O Nepal está novamente a ferro e fogo, com os camisas vermelhas de lá reivindicando o "poder popular". Há dois anos, por acção conjugada das centrais da diplomacia de intoxicação e dos rebeldes maoístas, a "democracia" foi imposta com a condição do fim imediato da monarquia. O Rei saiu para evitar uma guerra civil e tudo parecia correr de acordo com o plano de reconciliação. Mas esta gente actua sem desfalecimentos. Pára, acumula forças e avança em novas exigências. Nada neste mundo é produto do acaso. A Tailândia foi o segundo alvo, mas resistiu. Estou certo que há uma relação directa entre os dois processos. Esperemos para ver.

3 comentários:

Nuno Castelo-Branco disse...

Desde que começou o "caso tailandês", tenho colocado uns posts aventando essa séria possibilidade. Há muitas forças em jogo e os interesses geoestratégicos das grandes potências impelem a este tipo de jogos. A China transformará o Nepal numa nova Coreia do Norte. A menos que o hinduísmo ainda seja forte e reaja.
Percebe-se então a importância da preservação da monarquia tailandesa. É o verdadeiro alvo, o prémio final. Há que protegê-la, como se tratássemos da nossa própria casa.

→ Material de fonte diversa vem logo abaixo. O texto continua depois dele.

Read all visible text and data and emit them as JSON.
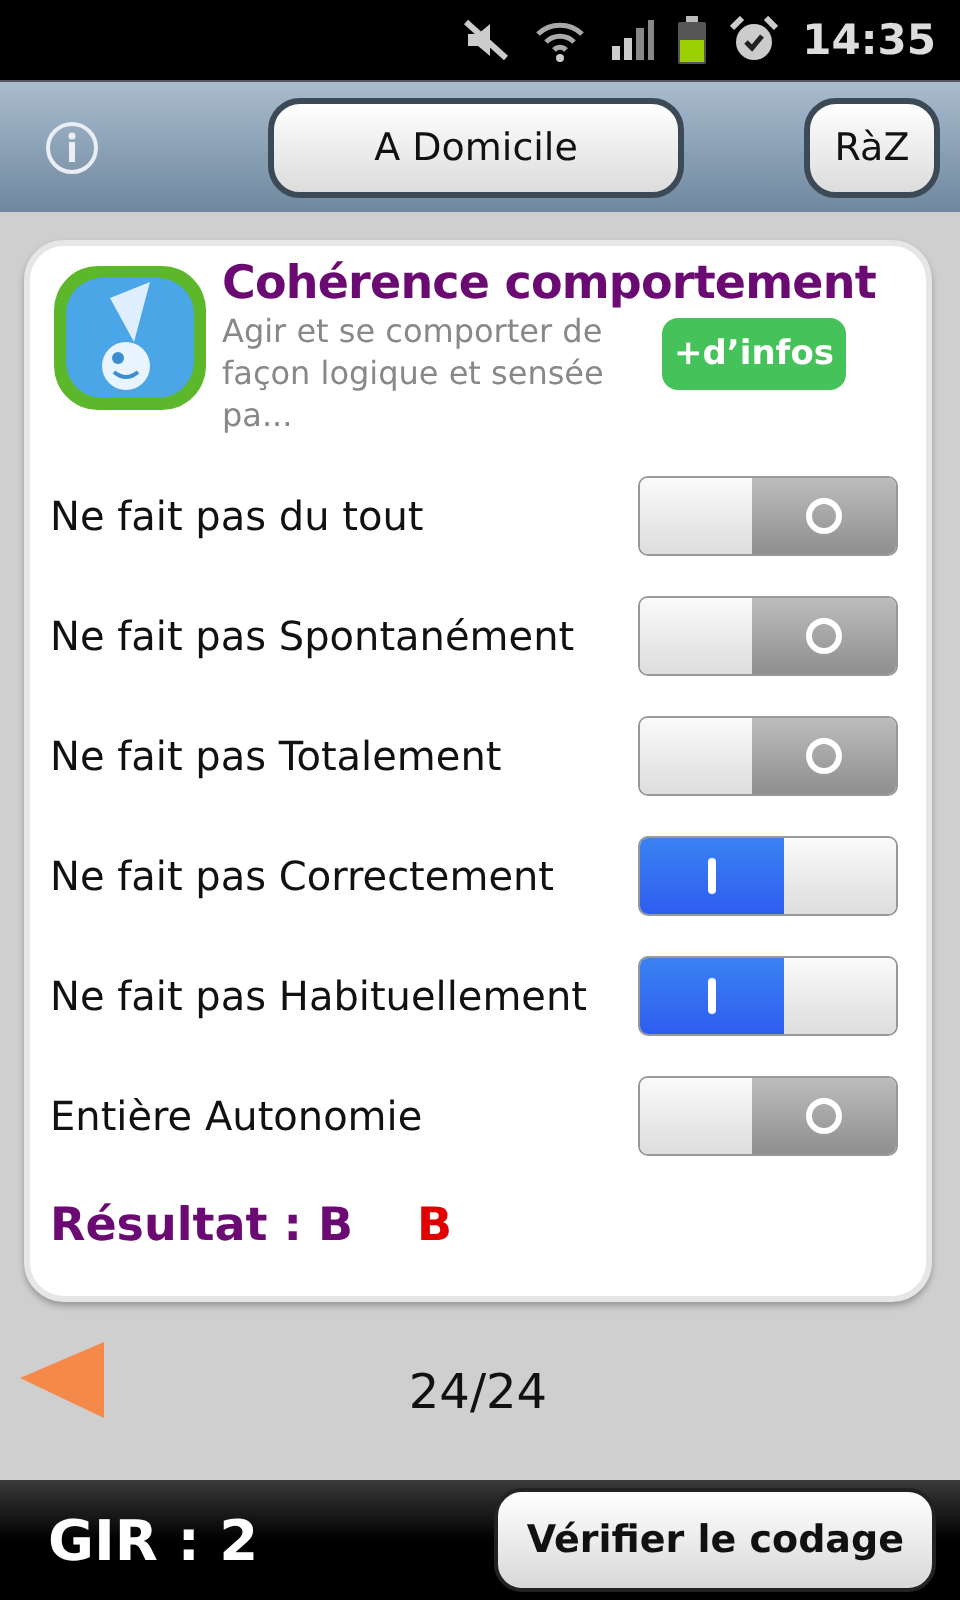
{
  "status_bar": {
    "time": "14:35"
  },
  "toolbar": {
    "location_button": "A Domicile",
    "reset_button": "RàZ"
  },
  "card": {
    "title": "Cohérence comportement",
    "description": "Agir et se comporter de façon logique et sensée pa...",
    "more_button": "+d’infos",
    "rows": [
      {
        "label": "Ne fait pas du tout",
        "on": false
      },
      {
        "label": "Ne fait pas Spontanément",
        "on": false
      },
      {
        "label": "Ne fait pas Totalement",
        "on": false
      },
      {
        "label": "Ne fait pas Correctement",
        "on": true
      },
      {
        "label": "Ne fait pas Habituellement",
        "on": true
      },
      {
        "label": "Entière Autonomie",
        "on": false
      }
    ],
    "result": {
      "label": "Résultat : B",
      "value": "B"
    }
  },
  "pager": "24/24",
  "footer": {
    "gir": "GIR : 2",
    "verify_button": "Vérifier le codage"
  }
}
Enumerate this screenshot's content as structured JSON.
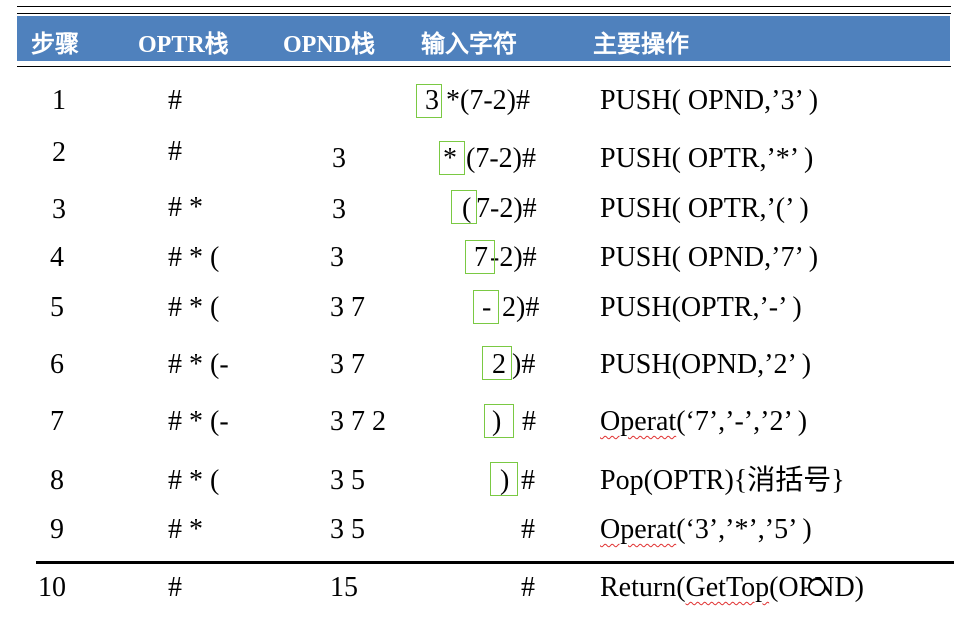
{
  "headers": {
    "step": "步骤",
    "optr": "OPTR栈",
    "opnd": "OPND栈",
    "input": "输入字符",
    "op": "主要操作"
  },
  "rows": [
    {
      "step": "1",
      "optr": "#",
      "opnd": "",
      "hl": "3",
      "rest": "*(7-2)#",
      "op": "PUSH( OPND,’3’ )"
    },
    {
      "step": "2",
      "optr": "#",
      "opnd": "3",
      "hl": "*",
      "rest": "(7-2)#",
      "op": "PUSH( OPTR,’*’ )"
    },
    {
      "step": "3",
      "optr": "# *",
      "opnd": "3",
      "hl": "(",
      "rest": "7-2)#",
      "op": "PUSH( OPTR,’(’ )"
    },
    {
      "step": "4",
      "optr": "# * (",
      "opnd": "3",
      "hl": "7",
      "rest": "-2)#",
      "op": "PUSH( OPND,’7’ )"
    },
    {
      "step": "5",
      "optr": "# * (",
      "opnd": "3  7",
      "hl": "-",
      "rest": "2)#",
      "op": "PUSH(OPTR,’-’ )"
    },
    {
      "step": "6",
      "optr": "# * (-",
      "opnd": "3  7",
      "hl": "2",
      "rest": ")#",
      "op": "PUSH(OPND,’2’ )"
    },
    {
      "step": "7",
      "optr": "# * (-",
      "opnd": "3  7  2",
      "hl": ")",
      "rest": "#",
      "op_word": "Operat",
      "op_rest": "(‘7’,’-’,’2’ )"
    },
    {
      "step": "8",
      "optr": "# * (",
      "opnd": "3  5",
      "hl": ")",
      "rest": "#",
      "op": "Pop(OPTR){消括号}"
    },
    {
      "step": "9",
      "optr": "# *",
      "opnd": "3  5",
      "hl": "",
      "rest": "#",
      "op_word": "Operat",
      "op_rest": "(‘3’,’*’,’5’ )"
    },
    {
      "step": "10",
      "optr": "#",
      "opnd": "15",
      "hl": "",
      "rest": "#",
      "op_pre": "Return(",
      "op_word": "GetTop",
      "op_rest": "(OPND)"
    }
  ],
  "colors": {
    "header_bg": "#4f81bd",
    "highlight": "#7ac943",
    "spellcheck": "#e03030"
  }
}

Luís Gonçalves Rosa disse...

Estou em crer que o fim da Monarquia no Nepal foi um acontecimento óptimo para China. A posiçao geográfica nepalesa, entre o Tibete e a Índia, torna esta naçao um alvo fácil de cobiça e interesses geoestratégicos. Peço desculpa pelos erros mas o teclado nao ajuda.

Pedro Leite Ribeiro disse...

O nosso bem amado D. Manuel II também preferiu o exílio à resistência para evitar a guerra civil. Já estamos habituados e fartos de gente que se aproveita do amor dos soberanos pelos seus povos.